In another interview with The Sunday Times Culture magazine, Williams said that “the sculptures are an absolutely integral part of the British Museum. They have been here for over 200 years,”, but added “we want to change the temperature of the debate”.

Lina Mendoni, the Greek culture minister, said last week, “the atmosphere has changed.”

And that with “goodwill” a way forward could be found for both parties.

Greece’s prime minister Kyriakos Mitsotakis, said that Greece was open to negotiations but cautioned that “baby steps are not enough”.

Williams’s comments expand on those of George Osborne, the former chancellor and chairman of the museum’s trustees, who said last month that “there is a deal to be done”.

The Greek government first made a formal request for all of the sculptures to be returned permanently in 1983. The museum’s long-standing position is that it is happy to consider loans of objects to countries that do not claim ownership of them.

Athens has rejected suggestions that it would borrow the marbles, as that would implicitly acknowledge British ownership of them.

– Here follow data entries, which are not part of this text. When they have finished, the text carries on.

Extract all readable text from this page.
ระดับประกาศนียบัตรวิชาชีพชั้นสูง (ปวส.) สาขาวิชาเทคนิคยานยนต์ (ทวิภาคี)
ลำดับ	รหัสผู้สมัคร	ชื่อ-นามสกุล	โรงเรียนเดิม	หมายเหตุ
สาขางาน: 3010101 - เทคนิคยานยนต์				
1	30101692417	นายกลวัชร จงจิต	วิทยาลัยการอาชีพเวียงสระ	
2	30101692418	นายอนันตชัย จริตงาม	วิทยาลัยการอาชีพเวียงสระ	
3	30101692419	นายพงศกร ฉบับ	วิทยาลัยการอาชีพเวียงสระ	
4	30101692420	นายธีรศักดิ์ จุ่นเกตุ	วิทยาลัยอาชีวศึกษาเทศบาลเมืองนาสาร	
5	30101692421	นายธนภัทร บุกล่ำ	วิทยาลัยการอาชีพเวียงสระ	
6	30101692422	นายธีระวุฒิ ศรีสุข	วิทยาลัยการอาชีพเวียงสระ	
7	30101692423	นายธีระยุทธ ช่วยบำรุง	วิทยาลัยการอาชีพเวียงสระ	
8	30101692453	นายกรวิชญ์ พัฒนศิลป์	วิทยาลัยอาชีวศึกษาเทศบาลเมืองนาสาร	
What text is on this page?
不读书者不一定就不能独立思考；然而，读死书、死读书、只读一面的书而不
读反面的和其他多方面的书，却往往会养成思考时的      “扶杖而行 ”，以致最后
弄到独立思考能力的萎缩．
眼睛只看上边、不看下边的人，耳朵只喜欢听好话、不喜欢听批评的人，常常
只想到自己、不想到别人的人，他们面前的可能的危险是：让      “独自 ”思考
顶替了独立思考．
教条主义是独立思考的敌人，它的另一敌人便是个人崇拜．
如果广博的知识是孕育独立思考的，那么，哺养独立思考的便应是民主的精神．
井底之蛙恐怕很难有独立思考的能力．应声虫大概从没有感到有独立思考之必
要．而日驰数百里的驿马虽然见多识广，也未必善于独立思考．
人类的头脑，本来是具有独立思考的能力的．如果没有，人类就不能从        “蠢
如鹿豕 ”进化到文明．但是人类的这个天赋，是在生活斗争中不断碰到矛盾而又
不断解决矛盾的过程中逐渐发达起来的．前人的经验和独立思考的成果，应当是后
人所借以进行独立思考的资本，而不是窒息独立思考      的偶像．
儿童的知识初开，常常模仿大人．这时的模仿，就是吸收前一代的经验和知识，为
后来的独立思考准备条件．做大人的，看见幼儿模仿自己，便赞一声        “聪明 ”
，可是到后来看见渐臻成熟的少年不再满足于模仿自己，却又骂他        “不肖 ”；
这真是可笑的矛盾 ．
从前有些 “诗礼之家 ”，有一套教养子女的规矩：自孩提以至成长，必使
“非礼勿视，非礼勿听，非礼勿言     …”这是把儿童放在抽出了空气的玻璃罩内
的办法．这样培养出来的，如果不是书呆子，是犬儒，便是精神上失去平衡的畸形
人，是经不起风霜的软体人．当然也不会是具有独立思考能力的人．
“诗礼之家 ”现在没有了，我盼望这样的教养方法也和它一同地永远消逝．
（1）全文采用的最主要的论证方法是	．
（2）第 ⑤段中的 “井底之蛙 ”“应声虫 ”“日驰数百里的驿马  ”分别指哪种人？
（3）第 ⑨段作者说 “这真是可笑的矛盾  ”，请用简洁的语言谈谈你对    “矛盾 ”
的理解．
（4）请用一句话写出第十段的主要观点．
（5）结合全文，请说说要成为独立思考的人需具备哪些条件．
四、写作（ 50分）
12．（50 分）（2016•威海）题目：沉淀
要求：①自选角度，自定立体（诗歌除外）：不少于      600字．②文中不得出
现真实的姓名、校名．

Williams’s comments may fuel Greek hopes of restoring the priceless sculptures to their home.

“In the difficult days we are living in, returning them would be an act of history,” said Nikolaos Stampolidis, director of the Acropolis Museum in Athens.

“It would be as if the British were restoring democracy itself. If you were the British prime minister, wouldn’t you like to be remembered as the giver, not lender?”

The Sunday Times in quotations referred to the Parthenon Marbles as “the Elgin Marbles.” The 2,450-year-old frieze was sawn off the Parthenon under the orders of Thomas Bruce, the seventh Lord Elgin, in 1801 with the permission of the occupying Turkish Ottoman colonial authorities.

He sold the marbles to the UK government in 1816, and their ownership transferred to the British Museum’s trustees.